“Call of Duty: Modern Warfare” has landed in a big way — scoring more than $600 million in sales after three days on the market. Produced by Infinity Ward and published by Activision, the “soft reboot” of the first-person shooter game was accompanied by a soundtrack released a week earlier and scored by Sarah Schachner, who enlisted legendary producer Mike Dean (Kanye West, Travis Scott) to help.
“Modern Warfare” focuses on the gritty realism of current-day terrorism. Players can enlist different perspectives (whether a single player campaign or the online multiplayer) and, in fact, Activision wanted the game to as realistic as possible. “It covers a lot of the types of situations that we see in war right now,” Schachner (pictured below), who also scored “COD: Infinite Warfare,” tells Variety. “ It deals with conflicts in the Middle East and Eastern Europe. You play as multiple characters and what’s interesting is that the game’s not from an American perspective. It’s not good guys versus bad guys. It’s not always clear what’s right or wrong. It’s gray. It’s messy. It’s confusing.”
Dean, who’s better known as the go-to hip-hop producer for the last decade-plus, confesses that he didn’t know anything about the game. “I just made tracks,” he says of the project which took over a year. The musical collaboration resulted in the two coming up with the multiplayer music.
Schachner really wanted Dean on board. As she explains: “The single player takes the most time because it’s this whole story with the most music in it. The multiplayer music gets done at the very end so normally, you’re tired; you’ve been working on it for so long; maybe your inspiration isn’t what it was in the beginning. I wanted to get a different vibe for the multiplayer music, but still relate to the rest of the score. I was thinking of doing a percussion session or adding a different instrument, but then I was, like, ‘No! Mike Dean.’”

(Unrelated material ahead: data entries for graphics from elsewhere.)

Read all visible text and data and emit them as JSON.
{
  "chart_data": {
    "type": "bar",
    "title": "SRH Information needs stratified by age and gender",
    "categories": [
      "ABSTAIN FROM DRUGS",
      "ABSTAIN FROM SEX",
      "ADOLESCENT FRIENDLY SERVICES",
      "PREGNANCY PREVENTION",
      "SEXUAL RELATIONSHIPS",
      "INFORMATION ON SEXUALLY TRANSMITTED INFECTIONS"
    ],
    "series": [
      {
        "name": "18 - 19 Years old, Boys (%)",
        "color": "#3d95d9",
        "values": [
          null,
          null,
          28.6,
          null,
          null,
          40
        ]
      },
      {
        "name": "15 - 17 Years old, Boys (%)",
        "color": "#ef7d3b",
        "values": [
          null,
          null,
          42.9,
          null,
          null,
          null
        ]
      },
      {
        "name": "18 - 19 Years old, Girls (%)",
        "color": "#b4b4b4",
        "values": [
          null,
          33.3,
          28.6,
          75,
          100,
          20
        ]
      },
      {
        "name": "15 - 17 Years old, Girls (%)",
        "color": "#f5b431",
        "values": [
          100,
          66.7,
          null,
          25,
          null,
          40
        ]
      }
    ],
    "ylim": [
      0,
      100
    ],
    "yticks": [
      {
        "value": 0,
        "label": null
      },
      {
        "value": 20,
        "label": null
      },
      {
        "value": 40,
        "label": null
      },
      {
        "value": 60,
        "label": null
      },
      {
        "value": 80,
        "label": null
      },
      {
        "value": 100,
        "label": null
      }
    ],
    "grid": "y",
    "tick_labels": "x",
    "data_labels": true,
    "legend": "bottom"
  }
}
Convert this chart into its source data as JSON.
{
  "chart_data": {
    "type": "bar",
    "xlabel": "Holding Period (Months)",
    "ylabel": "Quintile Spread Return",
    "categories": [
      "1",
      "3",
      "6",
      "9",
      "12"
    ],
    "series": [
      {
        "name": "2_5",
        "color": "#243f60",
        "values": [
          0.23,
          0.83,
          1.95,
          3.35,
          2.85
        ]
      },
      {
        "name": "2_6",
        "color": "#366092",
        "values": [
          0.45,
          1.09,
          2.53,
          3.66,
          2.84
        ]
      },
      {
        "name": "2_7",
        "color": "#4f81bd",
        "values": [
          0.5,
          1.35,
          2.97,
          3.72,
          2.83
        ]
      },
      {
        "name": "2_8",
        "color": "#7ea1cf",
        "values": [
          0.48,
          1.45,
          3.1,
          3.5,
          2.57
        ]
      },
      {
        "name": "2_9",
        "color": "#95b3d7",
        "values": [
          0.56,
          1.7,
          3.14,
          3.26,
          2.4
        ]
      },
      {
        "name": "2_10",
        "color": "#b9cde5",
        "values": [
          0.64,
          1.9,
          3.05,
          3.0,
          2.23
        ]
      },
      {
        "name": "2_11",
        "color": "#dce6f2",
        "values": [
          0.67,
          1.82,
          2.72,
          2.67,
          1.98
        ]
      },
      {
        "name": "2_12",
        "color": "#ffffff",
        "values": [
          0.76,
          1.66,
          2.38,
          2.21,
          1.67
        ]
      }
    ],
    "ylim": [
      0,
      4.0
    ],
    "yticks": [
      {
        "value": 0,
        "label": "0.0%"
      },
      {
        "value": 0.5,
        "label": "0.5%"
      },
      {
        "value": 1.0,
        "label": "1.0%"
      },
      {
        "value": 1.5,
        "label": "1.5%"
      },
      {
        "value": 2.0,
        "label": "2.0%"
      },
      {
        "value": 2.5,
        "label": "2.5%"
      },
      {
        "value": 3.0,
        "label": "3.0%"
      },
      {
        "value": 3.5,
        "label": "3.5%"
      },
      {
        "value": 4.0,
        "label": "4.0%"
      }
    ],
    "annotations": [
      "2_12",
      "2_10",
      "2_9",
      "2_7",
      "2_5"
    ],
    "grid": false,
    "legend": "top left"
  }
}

Schachner was a fan of Dean’s from his work with West and Scott. “Moog is really to thank, because I asked someone at Moog if they could test the waters [with Dean],” she says referring to the synthesizer favorite of the producer’s. “I didn’t think he’d be interested. I didn’t even think he would respond.”
But Dean became a fan after he saw Schachner on one of the demos for Moog’s new keyboard. As he recalls: “I thought her segment of the video was real cool.” Within a week, she was over at Dean’s home studio in Los Angeles.
While the two were planing on working on just one initial track, it turned into four. “We just kept going,” says Schachner, who generally doesn’t collaborate with others. “I always work completely alone, this was new for me … and it exceeded my expectations.”
As Schachner explains, Dean sent raw ideas to her — “some 808 grooves or some cool Moog 1 vibes” — and she would determine the best fits for the score. Adds Dean: ”I was just shooting in the dark.”
In fact, Dean looked to a classic composer, Hans Zimmer, and asked Schachner: “Kind of like this?” To which she adamantly responded, “No, don’t listen to that! Do you.”
Musically, “Modern Warfare” is far from a traditional orchestral score — it’s jam-packed with mangled shredding, synths, processed vocals, and ethnic acoustic folk instruments, both distorted and pitched down.
Says Schachner: “There are strings, but they don’t sound like orchestra or classical music. For our collabs, I did an open-ended string session with a small group of cellos and basses. I had them play a bunch of metal riffs. They were really close mic’ed and I’m distorting them, time stretching them, just f–king them up.”
“She plays some antique instruments,” Dean adds. “That’s what makes it sound really dope, that layer is unique.”
“I have a lot of ethnic [instruments],” she explains referring to the bows she uses on strings. “It’s a gnarly, raw texture on top of everything. The combination of that with Mike’s synth stuff… made me think of things I never would’ve thought of on my own. It pushed me to be more creative.”
As far as any challenges in the process, Schachner had self-inflicted pressure to contend with. As she elaborates: “I wrote two-and-a-half hours of music. It’s a lot. You need creative endurance. You’re not just writing whatever you want, it all has to serve a very specific need and purpose in the game. It has to do a million things. It’s very technical.”
The beauty of Schachner and Dean’s score is how it’s triggered in the game — integrating to different situations during gameplay. “You can play for 30 minutes and it not be repetitive,” says Dean.
Female composers in the gaming world are more common than in film and TV. Schachner’s take? “Gender has no bearing on the quality of someone’s work, so hiring, or not hiring someone because of it is unfortunate and the focus should always be on the music,” she says. “One way to help level the playing field is to make sure women and minorities are more frequently included in the selection/demo pool for all types of projects — especially higher profile ones that have historically been off limits to women as well as genres that typically skew male. It’s hard to overcome biases and this isn’t something that can be changed quickly, but I’m thankful that things are starting to shift and it’s become an open conversation.”